Videograms, 1980 - 1981

U-matic NTSC, noir et blanc, son


Videograms est une suite de séquences numérotées, les numéros apparaissant avant chaque séquence de façon aléatoire. La structure de cette bande est celle d'un recueil de Haïku. La surface électronique est utilisée comme une surface de transformation. Le visible, ici un réseau de fibres électroniques modelées par un synthétiseur Rutt-Etra, représente par intermittence le dedans de la pensée et le dehors sensible. Un délire absolument raisonné, saisi en ses moindres replis, se déroule comme la conscience des mouvements et des emboîtements de la lumière dans les choses et dans la pensée, de la pensée dans l'espace, de l'espace dans les maisons, des hommes dans la rue, du son dans une pièce, etc.


Le texte descriptif adhère si fortement à un mouvement de conscience transversal et sinueux que les plus grandes discontinuités le cisaillent de l'intérieur, alors qu'il continue toujours d'avancer encore et encore, dans l'inconnu, dans l'infini, dans ce qui passe par dessus l'oubli nécessaire à chaque pas. Au fur et à mesure, les sens littéraux se chassent les uns les autres pour apparaître chacun comme unique et irréductible.

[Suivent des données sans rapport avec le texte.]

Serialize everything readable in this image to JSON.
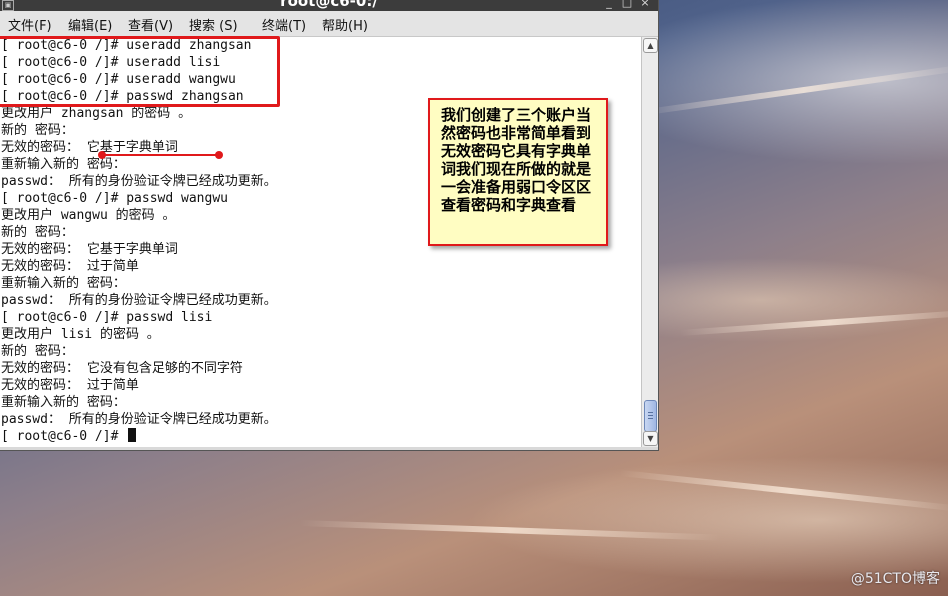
{
  "window": {
    "title": "root@c6-0:/",
    "controls": [
      "_",
      "□",
      "×"
    ]
  },
  "menubar": {
    "items": [
      "文件(F)",
      "编辑(E)",
      "查看(V)",
      "搜索 (S)",
      "终端(T)",
      "帮助(H)"
    ]
  },
  "terminal": {
    "lines": [
      "[ root@c6-0 /]# useradd zhangsan",
      "[ root@c6-0 /]# useradd lisi",
      "[ root@c6-0 /]# useradd wangwu",
      "[ root@c6-0 /]# passwd zhangsan",
      "更改用户 zhangsan 的密码 。",
      "新的 密码：",
      "无效的密码： 它基于字典单词",
      "重新输入新的 密码：",
      "passwd： 所有的身份验证令牌已经成功更新。",
      "[ root@c6-0 /]# passwd wangwu",
      "更改用户 wangwu 的密码 。",
      "新的 密码：",
      "无效的密码： 它基于字典单词",
      "无效的密码： 过于简单",
      "重新输入新的 密码：",
      "passwd： 所有的身份验证令牌已经成功更新。",
      "[ root@c6-0 /]# passwd lisi",
      "更改用户 lisi 的密码 。",
      "新的 密码：",
      "无效的密码： 它没有包含足够的不同字符",
      "无效的密码： 过于简单",
      "重新输入新的 密码：",
      "passwd： 所有的身份验证令牌已经成功更新。",
      "[ root@c6-0 /]# "
    ]
  },
  "annotation": {
    "text": "我们创建了三个账户当然密码也非常简单看到无效密码它具有字典单词我们现在所做的就是一会准备用弱口令区区查看密码和字典查看"
  },
  "watermark": "@51CTO博客",
  "colors": {
    "highlight": "#e0191b",
    "note_background": "#fffdc2"
  }
}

Gary Hill semble nous faire pénétrer entre l'action extérieure et la réaction intérieure, entre l'action mentale et la réaction physique qu'elle enclenche ; on découvre un monde étrange dont le vocabulaire est inventé au fur et à mesure que le temps s'écoule ; les expressions sont inouïes, elles ont été appelées parfois "mots-images" ; des images du dehors invaginé dans le dedans, si l'on veut. Le noir et blanc, la viscosité des déplis visuels le long de la parole laissent deviner, au fond du désordre le plus pur, une cohésion dans le non-rapport du sensible à l'intelligible. C'est l'extrême attention de la pensée, sa force d'accroche continue, qui tend l'immatériel de façon aussi incisive. L'expérience est tout autant scripturale que sculpturale (sculpture de fréquences mentales et de fréquences électroniques).